Les associations voient leurs subventions coupées
L’inquiétude à Mantes-la-Ville, ce sont les coupes des subventions aux associations. L’une des dernières à en faire les frais est l’Ensemble Orchestral de Mantes-la-Ville. Créé il y a 130 ans, il a vu sa subvention municipale, comme de nombreuses associations, amputée de 22 % entre 2013 et 2014, de 20.700 euros à 16.146 euros. Ces baisses de dotations s’inscrivent dans le cadre d’une lutte contre le «fonctionnement archaïque» du budget de la Ville, comme l’indique le premier adjoint chargé des Finances Laurent Morin, dans le magazine municipal de mai-juin 2014.
Du côté du festival de musique et d’art de rues «Content pour rien», qui se tient au parc de Mantes-la-Ville du 4 au 6 juillet, on marche sur des œufs. «Jusqu’ici, tout s’est bien passé avec la mairie qui nous prête le lieu. Mais on n’a pas reçu de subventions de Mantes, et on n’a pas de liens avec eux», explique l’organisateur Alexandre Aumont, qui précise que la tenue du festival à Mantes avait été programmée avec l’ancienne municipalité.
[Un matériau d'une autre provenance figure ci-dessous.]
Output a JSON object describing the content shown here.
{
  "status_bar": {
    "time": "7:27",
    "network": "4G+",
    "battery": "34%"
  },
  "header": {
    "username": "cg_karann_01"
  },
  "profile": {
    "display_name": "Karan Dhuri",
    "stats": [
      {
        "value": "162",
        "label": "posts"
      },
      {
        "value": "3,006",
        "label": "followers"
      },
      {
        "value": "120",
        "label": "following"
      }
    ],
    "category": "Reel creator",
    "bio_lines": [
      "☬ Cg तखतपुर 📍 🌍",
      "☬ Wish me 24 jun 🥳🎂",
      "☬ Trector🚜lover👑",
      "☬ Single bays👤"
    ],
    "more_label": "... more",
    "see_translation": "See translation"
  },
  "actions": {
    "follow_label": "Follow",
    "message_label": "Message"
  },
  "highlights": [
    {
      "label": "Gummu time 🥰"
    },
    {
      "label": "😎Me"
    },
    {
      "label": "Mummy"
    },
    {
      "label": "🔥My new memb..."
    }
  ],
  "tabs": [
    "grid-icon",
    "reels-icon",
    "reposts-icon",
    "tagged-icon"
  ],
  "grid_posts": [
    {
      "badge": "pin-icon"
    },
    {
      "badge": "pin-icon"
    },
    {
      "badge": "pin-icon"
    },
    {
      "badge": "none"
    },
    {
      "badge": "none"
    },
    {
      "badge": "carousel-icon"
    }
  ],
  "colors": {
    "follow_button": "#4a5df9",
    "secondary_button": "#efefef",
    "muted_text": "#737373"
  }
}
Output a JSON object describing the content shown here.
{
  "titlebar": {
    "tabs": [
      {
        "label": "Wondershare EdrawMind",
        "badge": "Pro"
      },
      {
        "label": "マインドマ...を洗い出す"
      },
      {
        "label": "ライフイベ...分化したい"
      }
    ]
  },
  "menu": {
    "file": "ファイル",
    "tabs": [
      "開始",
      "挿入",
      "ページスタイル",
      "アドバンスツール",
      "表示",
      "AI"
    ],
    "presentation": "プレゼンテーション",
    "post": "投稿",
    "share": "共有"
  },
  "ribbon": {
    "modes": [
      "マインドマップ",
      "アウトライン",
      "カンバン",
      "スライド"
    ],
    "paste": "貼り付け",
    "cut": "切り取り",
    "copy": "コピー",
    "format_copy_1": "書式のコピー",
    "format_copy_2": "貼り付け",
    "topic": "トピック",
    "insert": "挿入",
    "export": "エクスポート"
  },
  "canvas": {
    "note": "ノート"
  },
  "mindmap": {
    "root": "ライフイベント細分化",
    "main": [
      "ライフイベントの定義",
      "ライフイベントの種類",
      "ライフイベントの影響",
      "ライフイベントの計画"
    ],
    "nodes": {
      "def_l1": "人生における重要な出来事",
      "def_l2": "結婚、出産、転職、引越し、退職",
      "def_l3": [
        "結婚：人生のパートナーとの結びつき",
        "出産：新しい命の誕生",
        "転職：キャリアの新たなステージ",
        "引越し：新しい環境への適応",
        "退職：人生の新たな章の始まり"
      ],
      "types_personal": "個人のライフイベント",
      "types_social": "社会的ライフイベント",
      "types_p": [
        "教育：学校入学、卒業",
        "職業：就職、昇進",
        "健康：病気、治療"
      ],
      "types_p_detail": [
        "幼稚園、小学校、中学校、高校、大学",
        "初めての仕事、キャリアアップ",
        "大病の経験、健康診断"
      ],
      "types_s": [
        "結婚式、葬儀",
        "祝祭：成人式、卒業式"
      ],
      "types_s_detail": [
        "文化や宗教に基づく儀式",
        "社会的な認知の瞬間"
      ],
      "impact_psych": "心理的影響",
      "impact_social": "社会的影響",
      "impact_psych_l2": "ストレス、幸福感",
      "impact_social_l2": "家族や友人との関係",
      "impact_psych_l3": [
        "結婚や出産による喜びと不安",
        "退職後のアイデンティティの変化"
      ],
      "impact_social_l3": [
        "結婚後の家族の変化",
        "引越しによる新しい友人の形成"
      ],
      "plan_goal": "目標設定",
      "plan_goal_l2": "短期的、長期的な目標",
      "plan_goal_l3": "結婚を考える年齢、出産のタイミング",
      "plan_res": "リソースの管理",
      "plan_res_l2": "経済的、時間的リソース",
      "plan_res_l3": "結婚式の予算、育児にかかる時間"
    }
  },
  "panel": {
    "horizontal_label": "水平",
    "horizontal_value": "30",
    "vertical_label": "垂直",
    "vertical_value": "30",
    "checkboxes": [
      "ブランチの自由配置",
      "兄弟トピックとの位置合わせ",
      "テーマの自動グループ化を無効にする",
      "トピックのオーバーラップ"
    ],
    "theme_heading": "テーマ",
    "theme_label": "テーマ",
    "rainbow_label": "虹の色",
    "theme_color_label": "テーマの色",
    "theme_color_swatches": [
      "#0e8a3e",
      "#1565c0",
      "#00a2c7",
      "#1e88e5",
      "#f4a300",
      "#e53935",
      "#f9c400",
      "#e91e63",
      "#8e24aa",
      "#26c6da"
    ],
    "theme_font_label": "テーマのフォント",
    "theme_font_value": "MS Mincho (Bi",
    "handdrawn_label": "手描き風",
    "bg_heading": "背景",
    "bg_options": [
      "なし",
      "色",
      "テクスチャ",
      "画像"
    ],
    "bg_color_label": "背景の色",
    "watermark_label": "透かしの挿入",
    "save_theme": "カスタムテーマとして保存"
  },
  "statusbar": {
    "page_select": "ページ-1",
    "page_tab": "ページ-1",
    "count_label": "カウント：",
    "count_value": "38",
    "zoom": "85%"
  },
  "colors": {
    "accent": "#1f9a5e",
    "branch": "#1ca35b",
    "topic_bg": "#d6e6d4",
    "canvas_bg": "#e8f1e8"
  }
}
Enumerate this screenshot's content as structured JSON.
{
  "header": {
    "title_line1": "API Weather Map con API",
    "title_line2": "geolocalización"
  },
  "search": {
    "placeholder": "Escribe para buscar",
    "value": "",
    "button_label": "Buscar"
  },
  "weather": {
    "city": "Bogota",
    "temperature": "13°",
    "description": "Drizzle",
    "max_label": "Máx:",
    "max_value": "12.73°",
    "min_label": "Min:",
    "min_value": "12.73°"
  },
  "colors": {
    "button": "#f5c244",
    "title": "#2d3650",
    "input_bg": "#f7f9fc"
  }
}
A quelques heures des premiers concerts, vendredi, l’un des membres de l’association craint autant la pluie que le festival soit «marqué FN», dissuadant des visiteurs de venir. Avant d’ajouter que le festival «ne va surtout pas diaboliser les gens de Mantes-la-Ville». «Mais on laisse la voix libre à tous ceux qui veulent s’exprimer durant le festival», ajoute encore Alexandre Aumont. Le Collectif de réflexion et d’initiatives citoyennes (Cric) de Mantes tient un stand d’information, et des militants antifascistes de Paris et de Lyon ont fait le trajet.